Partway through his studies, but wanting to learn the world of medical technology inside and out, Lachapelle took the road less travelled, but one he believed would best serve his vision. Putting his studies on hold for a year to work in healthcare policy, he moved to New York and joined an artificial intelligence start-up, where he worked applying machine learning to diagnostic radiology.
“Basically, we were creating deep learning algorithms to help reduce diagnostic errors and improve patient outcomes,” says Lachapelle. “It was one of the most enriching experiences of my life,” he says of his time in New York, “because it showed me two things. First, it gave me a real sense of how much machine learning can improve the quality of and the access to healthcare for patients, through early disease identification and management.
“But it also gave me insight into the complex process that goes into innovating clinical care,” Lachapelle continues. “Even once you’ve developed the technology and published the results, you still have to go through the regulatory process; you have to develop a commercialization strategy; you have to get all the right partners around the table working on the more entrepreneurial side of things, you have to teach the healthcare professionals how to use it and make sure it works, you have to update it and adapt it to changes in the literature. These are so many things you have to take on to get a new tool to the patient.”
Not surprisingly, Lachapelle plans on focusing on these interests while at Oxford. “I want to study how we can use technology – more specifically, machine learning – to improve access to healthcare, in Canada and globally. How can we work together and make sure that innovation doesn’t just live in a publication and that it actually benefits the patient?”
People working together is a common theme in Lachapelle’s life. A Terry Fox Scholar, he said he decided he decided to become a doctor when he was a teen working with the Dr.
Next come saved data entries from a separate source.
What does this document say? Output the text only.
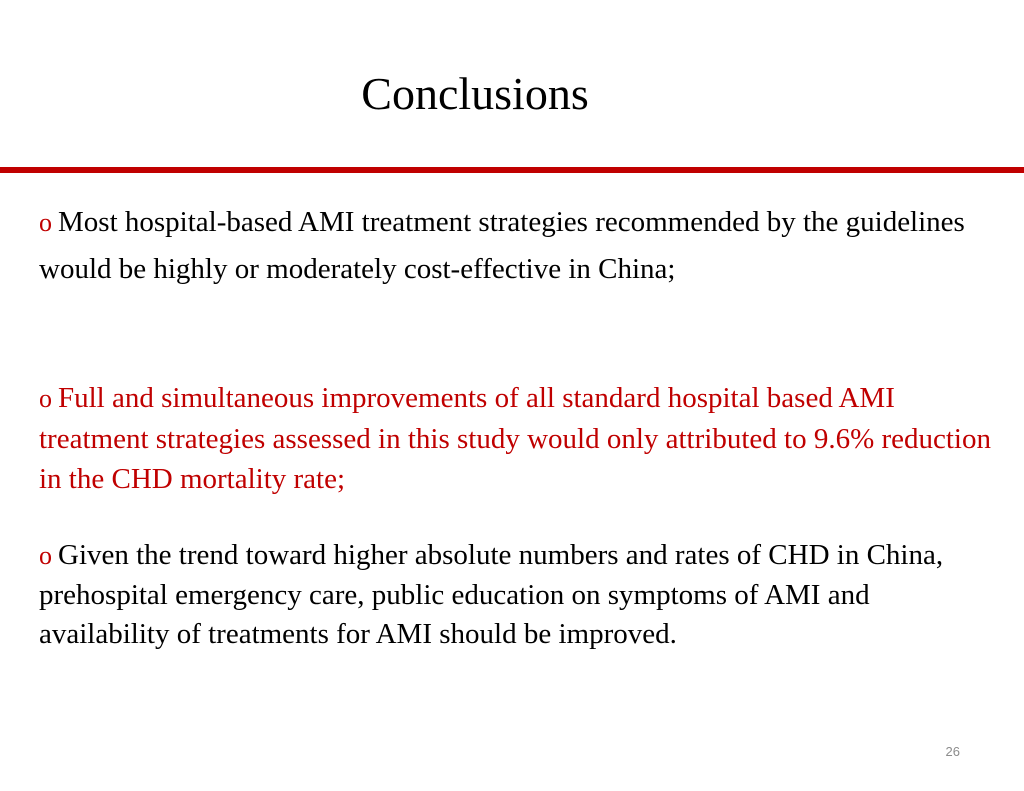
Conclusions

o Most hospital-based AMI treatment strategies recommended by the guidelines would be highly or moderately cost-effective in China;

o Full and simultaneous improvements of all standard hospital based AMI treatment strategies assessed in this study would only attributed to 9.6% reduction in the CHD mortality rate;

o Given the trend toward higher absolute numbers and rates of CHD in China, prehospital emergency care, public education on symptoms of AMI and availability of treatments for AMI should be improved.

26
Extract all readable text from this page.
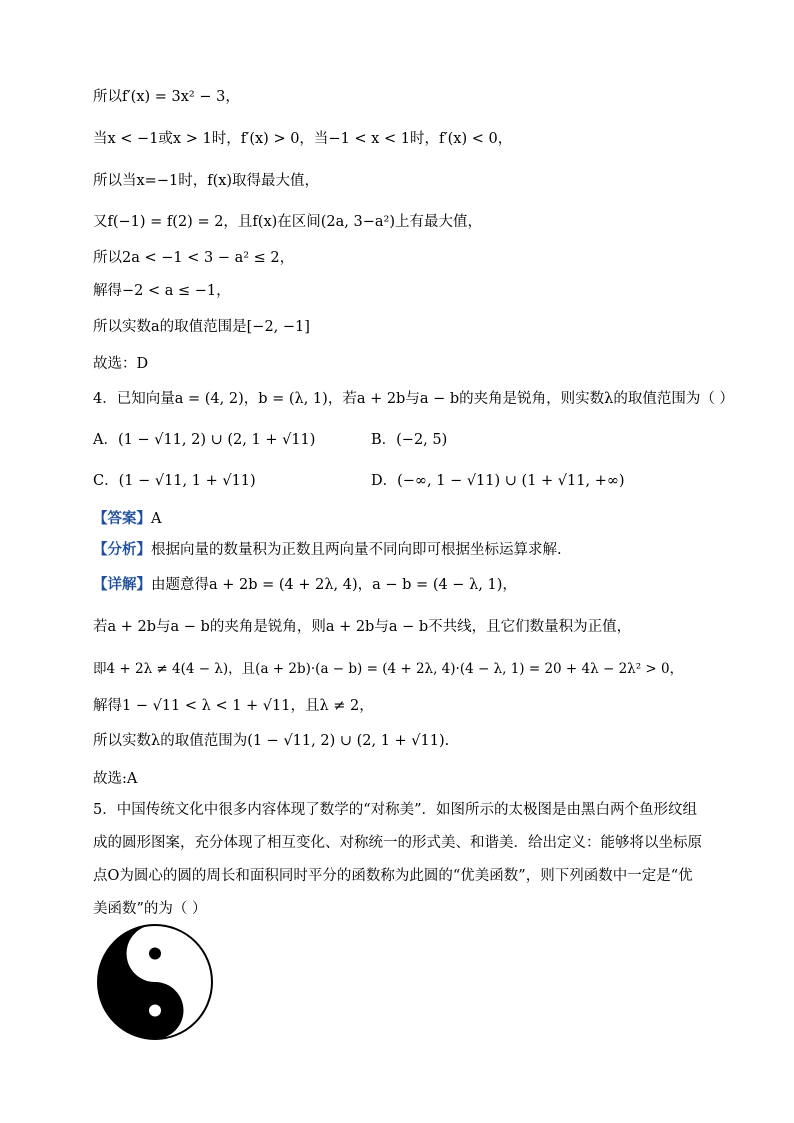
所以f′(x) = 3x² − 3，
当x < −1或x > 1时，f′(x) > 0，当−1 < x < 1时，f′(x) < 0，
所以当x=−1时，f(x)取得最大值，
又f(−1) = f(2) = 2，且f(x)在区间(2a, 3−a²)上有最大值，
所以2a < −1 < 3 − a² ≤ 2，
解得−2 < a ≤ −1，
所以实数a的取值范围是[−2, −1]
故选：D
4．已知向量a = (4, 2)，b = (λ, 1)，若a + 2b与a − b的夹角是锐角，则实数λ的取值范围为（ ）
A．(1 − √11, 2) ∪ (2, 1 + √11)	B．(−2, 5)
C．(1 − √11, 1 + √11)	D．(−∞, 1 − √11) ∪ (1 + √11, +∞)
【答案】A
【分析】根据向量的数量积为正数且两向量不同向即可根据坐标运算求解.
【详解】由题意得a + 2b = (4 + 2λ, 4)，a − b = (4 − λ, 1)，
若a + 2b与a − b的夹角是锐角，则a + 2b与a − b不共线，且它们数量积为正值，
即4 + 2λ ≠ 4(4 − λ)，且(a + 2b)·(a − b) = (4 + 2λ, 4)·(4 − λ, 1) = 20 + 4λ − 2λ² > 0，
解得1 − √11 < λ < 1 + √11，且λ ≠ 2，
所以实数λ的取值范围为(1 − √11, 2) ∪ (2, 1 + √11).
故选:A
5．中国传统文化中很多内容体现了数学的“对称美”．如图所示的太极图是由黑白两个鱼形纹组成的圆形图案，充分体现了相互变化、对称统一的形式美、和谐美．给出定义：能够将以坐标原点O为圆心的圆的周长和面积同时平分的函数称为此圆的“优美函数”，则下列函数中一定是“优美函数”的为（ ）
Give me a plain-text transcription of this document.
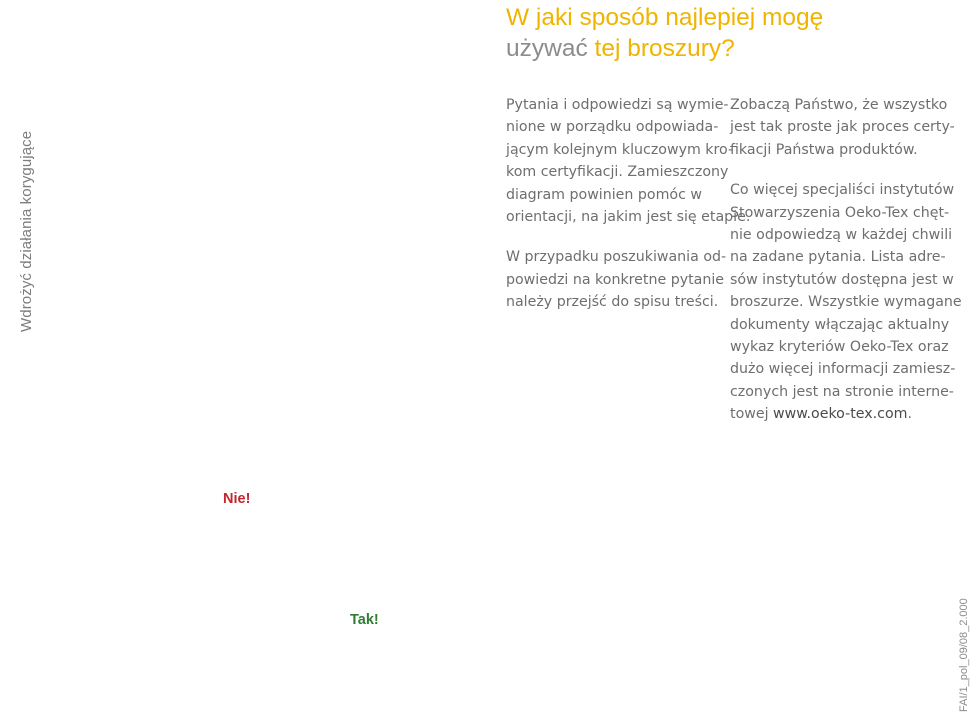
Wdrożyć działania korygujące
W jaki sposób najlepiej mogę
używać tej broszury?

Pytania i odpowiedzi są wymie-
nione w porządku odpowiada-
jącym kolejnym kluczowym kro-
kom certyfikacji. Zamieszczony
diagram powinien pomóc w
orientacji, na jakim jest się etapie.

W przypadku poszukiwania od-
powiedzi na konkretne pytanie
należy przejść do spisu treści.

Zobaczą Państwo, że wszystko
jest tak proste jak proces certy-
fikacji Państwa produktów.

Co więcej specjaliści instytutów
Stowarzyszenia Oeko-Tex chęt-
nie odpowiedzą w każdej chwili
na zadane pytania. Lista adre-
sów instytutów dostępna jest w
broszurze. Wszystkie wymagane
dokumenty włączając aktualny
wykaz kryteriów Oeko-Tex oraz
dużo więcej informacji zamiesz-
czonych jest na stronie interne-
towej www.oeko-tex.com.

Nie!
Tak!	FAI/1_pol_09/08_2.000
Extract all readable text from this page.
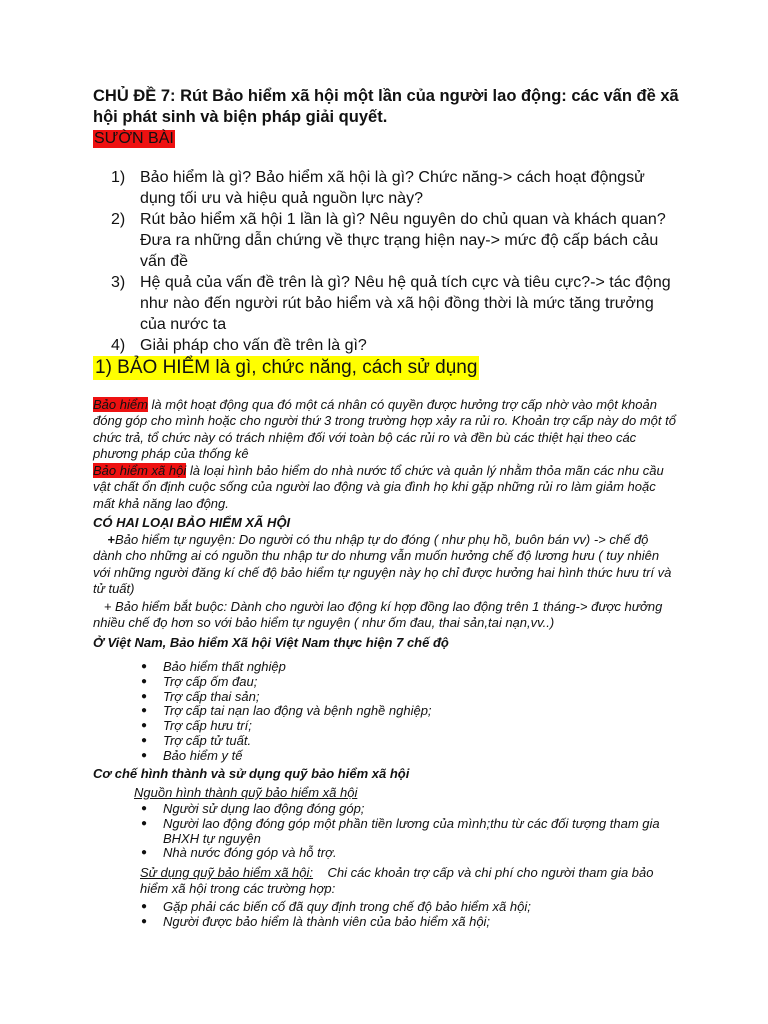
CHỦ ĐỀ 7: Rút Bảo hiểm xã hội một lần của người lao động: các vấn đề xã hội phát sinh và biện pháp giải quyết.
SƯỜN BÀI
1) Bảo hiểm là gì? Bảo hiểm xã hội là gì? Chức năng-> cách hoạt độngsử dụng tối ưu và hiệu quả nguồn lực này?
2) Rút bảo hiểm xã hội 1 lần là gì? Nêu nguyên do chủ quan và khách quan? Đưa ra những dẫn chứng về thực trạng hiện nay-> mức độ cấp bách cảu vấn đề
3) Hệ quả của vấn đề trên là gì? Nêu hệ quả tích cực và tiêu cực?-> tác động như nào đến người rút bảo hiểm và xã hội đồng thời là mức tăng trưởng của nước ta
4) Giải pháp cho vấn đề trên là gì?
1) BẢO HIỂM là gì, chức năng, cách sử dụng
Bảo hiểm là một hoạt động qua đó một cá nhân có quyền được hưởng trợ cấp nhờ vào một khoản đóng góp cho mình hoặc cho người thứ 3 trong trường hợp xảy ra rủi ro. Khoản trợ cấp này do một tổ chức trả, tổ chức này có trách nhiệm đối với toàn bộ các rủi ro và đền bù các thiệt hại theo các phương pháp của thống kê
Bảo hiểm xã hội là loại hình bảo hiểm do nhà nước tổ chức và quản lý nhằm thỏa mãn các nhu cầu vật chất ổn định cuộc sống của người lao động và gia đình họ khi gặp những rủi ro làm giảm hoặc mất khả năng lao động.
CÓ HAI LOẠI BẢO HIỂM XÃ HỘI
+Bảo hiểm tự nguyện: Do người có thu nhập tự do đóng ( như phụ hồ, buôn bán vv) -> chế độ dành cho những ai có nguồn thu nhập tư do nhưng vẫn muốn hưởng chế độ lương hưu ( tuy nhiên với những người đăng kí chế độ bảo hiểm tự nguyện này họ chỉ được hưởng hai hình thức hưu trí và tử tuất)
+ Bảo hiểm bắt buộc: Dành cho người lao động kí hợp đồng lao động trên 1 tháng-> được hưởng nhiều chế đọ hơn so với bảo hiểm tự nguyện ( như ốm đau, thai sản,tai nạn,vv..)
Ở Việt Nam, Bảo hiểm Xã hội Việt Nam thực hiện 7 chế độ
● Bảo hiểm thất nghiệp
● Trợ cấp ốm đau;
● Trợ cấp thai sản;
● Trợ cấp tai nạn lao động và bệnh nghề nghiệp;
● Trợ cấp hưu trí;
● Trợ cấp tử tuất.
● Bảo hiểm y tế
Cơ chế hình thành và sử dụng quỹ bảo hiểm xã hội
Nguồn hình thành quỹ bảo hiểm xã hội
● Người sử dụng lao động đóng góp;
● Người lao động đóng góp một phần tiền lương của mình;thu từ các đối tượng tham gia BHXH tự nguyện
● Nhà nước đóng góp và hỗ trợ.
Sử dụng quỹ bảo hiểm xã hội:    Chi các khoản trợ cấp và chi phí cho người tham gia bảo hiểm xã hội trong các trường hợp:
● Gặp phải các biến cố đã quy định trong chế độ bảo hiểm xã hội;
● Người được bảo hiểm là thành viên của bảo hiểm xã hội;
Julien Foundation, a Montreal social pediatrics enterprise that ensures children living in vulnerable circumstances have access to pediatrics care. “Rather than just treating the disease, [the Foundation] brought everyone from the child’s life around the table – from the parents to the teacher to the speech therapist to the pediatrician,” he says. “The Foundation works on dozens of projects, in Montreal and in Quebec. In this case, we developed a new summer social pediatrics program, and we raised over $200,000 to support it through partnerships with local organizations and the governments of Canada and Quebec. It made me realize firsthand the importance of the social aspect of medicine.”
As if Lachapelle wasn’t busy enough, he has also done a lot of health policy work over the past several years. Last year, he was elected to be the official representative of medical education for the International Federation of Medical Students’ Associations (IFMSA), an organization that represents some 1.3 million medical students from 127 countries.
As such, Lachapelle represented the IFMSA at conferences and meetings organized by, among others, the World Health Organization, UNESCO and the U.S. Congress. He also sat on the executive board of the World Federation for Medical Education.
“It really gave me opportunity to see what happens behind the scenes when health policies are being created,” he says. “How do you plan your health workforce; how do you ensure social accountability of the medical curriculum; how do you train the doctors of tomorrow?
“I saw a real desire for a lot of schools to teach their students to become lifelong learners,” says Lachapelle. “With medicine evolving so fast, especially on the technological side, how do you keep people in the mode where they always read the literature and stay up-to-date, so that they aren’t just learning medicine once? There is always so much more to discover!”